Il Ministro, per spiegare la sua decisione, ha sottolineato i gravi problemi all’ordine pubblico che sono stati riscontrati nel 2014, quando venne autorizzata la protesta. Diverse manifestazioni si sono svolte in Francia nel luglio 2014 per denunciare un’offensiva israeliana nella Striscia di Gaza. Il 19 luglio 2014, diverse migliaia di manifestanti hanno sfidato il divieto di una manifestazione a Barbes e la manifestazione è rapidamente degenerata in una violenza che è durata per ore.

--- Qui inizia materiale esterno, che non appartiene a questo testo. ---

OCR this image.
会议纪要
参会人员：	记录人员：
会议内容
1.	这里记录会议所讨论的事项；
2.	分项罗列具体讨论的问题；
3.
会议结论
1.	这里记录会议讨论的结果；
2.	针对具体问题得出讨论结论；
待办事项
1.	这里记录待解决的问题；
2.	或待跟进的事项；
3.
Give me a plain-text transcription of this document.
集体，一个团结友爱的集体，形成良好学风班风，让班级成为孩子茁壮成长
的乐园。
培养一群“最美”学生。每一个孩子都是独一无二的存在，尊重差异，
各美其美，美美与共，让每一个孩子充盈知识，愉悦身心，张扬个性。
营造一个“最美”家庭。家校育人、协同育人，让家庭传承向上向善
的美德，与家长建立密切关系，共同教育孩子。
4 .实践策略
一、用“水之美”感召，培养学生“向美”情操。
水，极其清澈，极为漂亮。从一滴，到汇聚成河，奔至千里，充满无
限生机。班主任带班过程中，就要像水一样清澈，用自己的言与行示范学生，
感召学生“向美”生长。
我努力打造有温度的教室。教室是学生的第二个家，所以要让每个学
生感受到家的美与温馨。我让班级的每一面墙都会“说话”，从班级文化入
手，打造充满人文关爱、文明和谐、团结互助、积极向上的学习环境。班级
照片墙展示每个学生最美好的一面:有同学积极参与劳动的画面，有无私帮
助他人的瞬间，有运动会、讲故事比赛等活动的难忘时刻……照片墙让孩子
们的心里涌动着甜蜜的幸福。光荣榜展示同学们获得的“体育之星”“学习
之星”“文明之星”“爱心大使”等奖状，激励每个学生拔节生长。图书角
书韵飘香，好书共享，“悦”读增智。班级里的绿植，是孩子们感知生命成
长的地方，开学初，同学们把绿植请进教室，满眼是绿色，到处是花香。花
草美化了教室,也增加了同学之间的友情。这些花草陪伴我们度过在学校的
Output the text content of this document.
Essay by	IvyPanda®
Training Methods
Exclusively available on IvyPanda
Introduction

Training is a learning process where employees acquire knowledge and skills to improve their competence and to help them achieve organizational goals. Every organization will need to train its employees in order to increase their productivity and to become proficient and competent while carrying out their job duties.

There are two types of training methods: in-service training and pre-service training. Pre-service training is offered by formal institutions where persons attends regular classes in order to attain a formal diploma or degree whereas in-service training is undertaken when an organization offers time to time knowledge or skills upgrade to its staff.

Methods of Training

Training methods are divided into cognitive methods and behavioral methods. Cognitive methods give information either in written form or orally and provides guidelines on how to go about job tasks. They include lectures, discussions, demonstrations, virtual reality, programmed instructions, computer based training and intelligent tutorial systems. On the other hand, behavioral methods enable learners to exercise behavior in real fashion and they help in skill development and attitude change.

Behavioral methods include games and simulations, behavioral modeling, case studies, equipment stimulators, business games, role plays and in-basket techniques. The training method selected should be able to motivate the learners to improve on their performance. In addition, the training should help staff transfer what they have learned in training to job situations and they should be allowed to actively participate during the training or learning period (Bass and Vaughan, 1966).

L’annucio del Ministro criticato dagli attivisiti

L’annuncio di Darmanin è criticato da attivisti e politici che hanno affermato che non c’era motivo di annullare le proteste. Il membro del parlamento francese Elsa Faucillon ha affermato: “Dimostrare è un diritto di cui il ministro dell’Interno dovrebbe essere il garante”. Molti attivisti hanno affermato che i palestinesi hanno il diritto di difendersi ed esistere.